Concerned community associations, fearful of plunging property values, approach environmental consultants to arrange testing and subsequent clean-up. The idea is to alert municipal authorities and Alberta Environment and then get the job done as quickly and quietly as possible. No reporters, please.
“We’re not hiding anything,” stressed Garry Chan, Jacques Whitford’s business development manager.
“But the city has been developed over time. Some communities discover areas which have been filled in with waste material,” Chan continued.
“That was acceptable in the past. It’s not acceptable now. What we have to do is deal with it, find a solution that’s amenable to all.”
Always quick on the uptake, the developers figured out that it’s preferable to test for contamination BEFORE getting ready to build.

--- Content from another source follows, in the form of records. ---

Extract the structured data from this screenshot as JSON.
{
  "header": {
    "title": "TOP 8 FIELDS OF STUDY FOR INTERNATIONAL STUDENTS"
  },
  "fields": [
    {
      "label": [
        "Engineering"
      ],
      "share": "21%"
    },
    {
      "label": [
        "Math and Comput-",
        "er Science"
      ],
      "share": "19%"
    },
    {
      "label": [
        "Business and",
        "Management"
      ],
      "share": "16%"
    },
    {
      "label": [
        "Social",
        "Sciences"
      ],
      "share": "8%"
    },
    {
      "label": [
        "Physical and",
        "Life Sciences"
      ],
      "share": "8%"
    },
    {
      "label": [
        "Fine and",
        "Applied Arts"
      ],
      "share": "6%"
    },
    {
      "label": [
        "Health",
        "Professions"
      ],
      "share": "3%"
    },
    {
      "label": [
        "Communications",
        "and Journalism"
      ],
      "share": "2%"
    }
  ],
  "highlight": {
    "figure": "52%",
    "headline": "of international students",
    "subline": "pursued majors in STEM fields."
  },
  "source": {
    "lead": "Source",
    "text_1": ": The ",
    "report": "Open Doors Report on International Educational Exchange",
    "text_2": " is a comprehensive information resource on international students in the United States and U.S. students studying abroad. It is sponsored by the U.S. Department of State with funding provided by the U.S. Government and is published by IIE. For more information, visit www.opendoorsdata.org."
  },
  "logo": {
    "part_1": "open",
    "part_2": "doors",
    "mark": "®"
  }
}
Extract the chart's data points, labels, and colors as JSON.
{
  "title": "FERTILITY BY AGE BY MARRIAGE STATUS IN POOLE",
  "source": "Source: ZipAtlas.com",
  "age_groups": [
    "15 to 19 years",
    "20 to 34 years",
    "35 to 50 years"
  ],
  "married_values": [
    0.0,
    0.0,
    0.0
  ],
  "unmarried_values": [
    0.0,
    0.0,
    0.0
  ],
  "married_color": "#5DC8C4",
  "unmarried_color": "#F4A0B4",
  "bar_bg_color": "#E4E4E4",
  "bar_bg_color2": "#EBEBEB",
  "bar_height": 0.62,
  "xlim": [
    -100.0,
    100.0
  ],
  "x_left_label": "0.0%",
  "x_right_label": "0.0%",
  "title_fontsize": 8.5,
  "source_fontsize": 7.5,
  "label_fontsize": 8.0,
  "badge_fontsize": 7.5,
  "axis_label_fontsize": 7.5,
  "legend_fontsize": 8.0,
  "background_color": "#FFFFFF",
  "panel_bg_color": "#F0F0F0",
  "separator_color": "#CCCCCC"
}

Sometimes, that’s a painful experience. A developer might pay a $10,000 consultation fee to be told the property requires a $100,000 cleanup.
It’s fascinating to contemplate how the money markets have learned – from harsh experience – to serve as their own environmental watchdog.
Before financing a land development project, banks now demand to see an environmental review of the real estate.
That’s because some got badly burned in the past.
“In the old days, a few lenders did foreclosures, then found the site to be contaminated,” Chan explained. “It actually cost them more to clean it up than the property was worth. Now they do their due diligence.”
So say a prayer of gratitude for your friendly neighbourhood bankers – guarding Our Living Planet, while they protect their own backsides.